Last season during the Montgomery-Green competition for the fifth starter’s job, I wrote that Montgomery should stay in the rotation and Green should move to the bullpen full time. Part of my reasoning then was that Green’s lack of an off-speed pitch would prevent him from being able to turn over a lineup multiple times. However, his fastball-slider-cutter mix could be an asset in the bullpen. As we saw, Green ended up being one of the league’s best relievers last year.
A major part of what made Green great out of the bullpen was his fastball, a pitch he used quite often—as much as 81% of the time in September 2017. Overall, Green increased his usage of the pitch 16.3% between 2016 and 2017. As is also typical for starters-turned-relievers, Green’s fastball velocity ticked up 1.5 mph after his move to the bullpen.
This, combined with the added bonus of increased command and an above average spin rate, made Chad Green’s fastball one of the most deceptive pitches in the game last year. Of his 103 strikeouts last season, 78 of them came off of fastballs. To put it in a league-wide perspective, only Craig Kimbrel generated more swings-and-misses on fastballs in the strike zone last year.
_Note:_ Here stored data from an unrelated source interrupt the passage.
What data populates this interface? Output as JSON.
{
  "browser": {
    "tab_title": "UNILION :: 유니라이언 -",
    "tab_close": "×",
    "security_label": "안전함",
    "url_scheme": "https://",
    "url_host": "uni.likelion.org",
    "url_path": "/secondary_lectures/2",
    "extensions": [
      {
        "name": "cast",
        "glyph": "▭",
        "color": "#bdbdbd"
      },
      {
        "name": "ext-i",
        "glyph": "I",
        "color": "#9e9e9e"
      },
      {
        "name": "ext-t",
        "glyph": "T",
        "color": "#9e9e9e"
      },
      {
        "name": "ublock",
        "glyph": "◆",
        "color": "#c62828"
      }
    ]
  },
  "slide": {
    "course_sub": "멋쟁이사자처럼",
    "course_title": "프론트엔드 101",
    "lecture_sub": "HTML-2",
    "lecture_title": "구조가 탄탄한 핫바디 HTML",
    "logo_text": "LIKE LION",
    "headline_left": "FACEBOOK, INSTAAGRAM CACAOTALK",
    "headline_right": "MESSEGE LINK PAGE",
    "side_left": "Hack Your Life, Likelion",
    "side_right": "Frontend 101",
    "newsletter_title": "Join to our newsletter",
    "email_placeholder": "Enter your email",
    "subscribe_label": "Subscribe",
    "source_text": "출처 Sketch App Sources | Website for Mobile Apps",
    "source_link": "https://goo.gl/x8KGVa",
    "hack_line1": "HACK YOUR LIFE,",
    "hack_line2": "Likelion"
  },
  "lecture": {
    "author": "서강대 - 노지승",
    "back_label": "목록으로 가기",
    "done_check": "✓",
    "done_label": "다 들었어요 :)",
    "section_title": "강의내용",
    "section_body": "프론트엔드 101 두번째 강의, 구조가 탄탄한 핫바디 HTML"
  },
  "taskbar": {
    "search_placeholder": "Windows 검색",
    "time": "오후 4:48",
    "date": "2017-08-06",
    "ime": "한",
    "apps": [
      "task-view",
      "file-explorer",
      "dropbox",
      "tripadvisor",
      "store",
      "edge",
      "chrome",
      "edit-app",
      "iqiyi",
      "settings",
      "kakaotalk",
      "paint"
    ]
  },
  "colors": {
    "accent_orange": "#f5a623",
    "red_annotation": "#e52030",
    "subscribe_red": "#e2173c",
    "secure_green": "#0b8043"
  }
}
With such immense success with the fastball, Green didn’t need to rely on his secondary offerings, and he cut out the use of offspeed pitches altogether. His slider remained his best secondary offering, but based on his fastball usage, it follows that he mostly just used the slider to keep hitters off his fastball.
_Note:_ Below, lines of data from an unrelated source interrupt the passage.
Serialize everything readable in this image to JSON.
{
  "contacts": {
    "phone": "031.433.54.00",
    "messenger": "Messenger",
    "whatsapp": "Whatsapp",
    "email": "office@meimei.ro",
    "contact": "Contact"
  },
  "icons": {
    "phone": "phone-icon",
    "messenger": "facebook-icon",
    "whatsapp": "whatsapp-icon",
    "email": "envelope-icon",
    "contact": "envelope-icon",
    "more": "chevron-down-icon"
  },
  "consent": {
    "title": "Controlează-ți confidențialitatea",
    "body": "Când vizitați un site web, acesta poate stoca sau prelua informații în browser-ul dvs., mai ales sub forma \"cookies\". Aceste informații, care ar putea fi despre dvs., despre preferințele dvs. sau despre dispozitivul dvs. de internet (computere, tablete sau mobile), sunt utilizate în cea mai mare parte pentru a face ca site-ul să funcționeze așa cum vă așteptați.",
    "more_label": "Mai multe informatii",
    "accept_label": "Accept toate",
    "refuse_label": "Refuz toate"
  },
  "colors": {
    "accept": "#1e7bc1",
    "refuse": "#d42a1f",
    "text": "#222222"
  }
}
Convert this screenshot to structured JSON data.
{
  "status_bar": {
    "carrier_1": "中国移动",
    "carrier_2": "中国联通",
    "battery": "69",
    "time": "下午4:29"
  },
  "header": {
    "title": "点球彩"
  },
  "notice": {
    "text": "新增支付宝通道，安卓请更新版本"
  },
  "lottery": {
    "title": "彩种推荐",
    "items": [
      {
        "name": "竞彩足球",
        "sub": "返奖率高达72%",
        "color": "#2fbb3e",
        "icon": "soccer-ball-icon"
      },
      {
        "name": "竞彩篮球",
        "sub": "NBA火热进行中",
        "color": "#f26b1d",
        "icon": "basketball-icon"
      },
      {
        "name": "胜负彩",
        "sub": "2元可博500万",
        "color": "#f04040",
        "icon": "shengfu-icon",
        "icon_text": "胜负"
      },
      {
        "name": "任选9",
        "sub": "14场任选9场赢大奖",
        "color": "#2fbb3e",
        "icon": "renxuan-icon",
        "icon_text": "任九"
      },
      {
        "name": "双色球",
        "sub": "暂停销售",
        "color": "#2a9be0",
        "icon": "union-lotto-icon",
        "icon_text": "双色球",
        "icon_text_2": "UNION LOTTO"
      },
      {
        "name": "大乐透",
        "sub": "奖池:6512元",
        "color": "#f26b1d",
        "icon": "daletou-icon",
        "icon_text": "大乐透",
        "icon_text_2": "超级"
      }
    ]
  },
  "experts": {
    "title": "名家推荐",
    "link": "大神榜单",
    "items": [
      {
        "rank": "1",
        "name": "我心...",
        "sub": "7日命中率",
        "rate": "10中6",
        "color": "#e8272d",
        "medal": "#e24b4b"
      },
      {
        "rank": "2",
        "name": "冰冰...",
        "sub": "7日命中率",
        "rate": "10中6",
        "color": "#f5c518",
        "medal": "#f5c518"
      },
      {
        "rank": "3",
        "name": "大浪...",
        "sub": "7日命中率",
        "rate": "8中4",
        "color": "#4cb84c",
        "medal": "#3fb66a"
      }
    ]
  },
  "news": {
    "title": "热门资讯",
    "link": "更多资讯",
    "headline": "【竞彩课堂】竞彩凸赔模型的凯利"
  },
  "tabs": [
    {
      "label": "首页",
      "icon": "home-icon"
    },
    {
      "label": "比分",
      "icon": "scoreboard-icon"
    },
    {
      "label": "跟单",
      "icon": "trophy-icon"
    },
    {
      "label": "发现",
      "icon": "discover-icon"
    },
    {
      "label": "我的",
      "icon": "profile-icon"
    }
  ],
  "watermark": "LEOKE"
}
While it’s just not possible for us at the moment to know what Green worked on in his bullpens or in the offseason, the lack of offspeed usage in the data we do have doesn’t exactly bode well for a potential starter. Green would have to become a different pitcher to be able to start, and his track record is against him there. Chad Green the reliever certainly isn’t broke, so why change it?
In reality, the Yankees probably don’t envision Green as a starter. I can’t help but think of how many times Adam Warren came to camp as a starter only to be used out of the bullpen almost exclusively. Bringing Green to camp as a starter is likely just for insurance in case something devastating happens in the rotation. Plus, prepping Green as a starter could serve him better in his role in the bullpen.
In 30 out of 39 relief appearances last year, Chad Green pitched more than one inning. Bringing him to camp as a starter allows the Yankees to stretch him out so he can handle all those multi-inning relief appearances. It still remains to be seen how Aaron Boone wants to use Green, but it does look like the new Yankees’ manager values his versatility. In a quote given to Bryan Hoch, Boone stated, “With guys like Chad Green who can come in and go multiple innings and not only put out fires but really dominate in different roles, it gives you so much flexibility.”
Without reading too much into the quote, it seems like Boone might continue to use Green in the same role Joe Girardi did last season. However he’s brought into camp in 2018, one thing is certain: Green turned himself into one of the league’s best relief pitchers 2017. The Yankees shouldn’t—and probably won’t—sacrifice that unless they absolutely have too.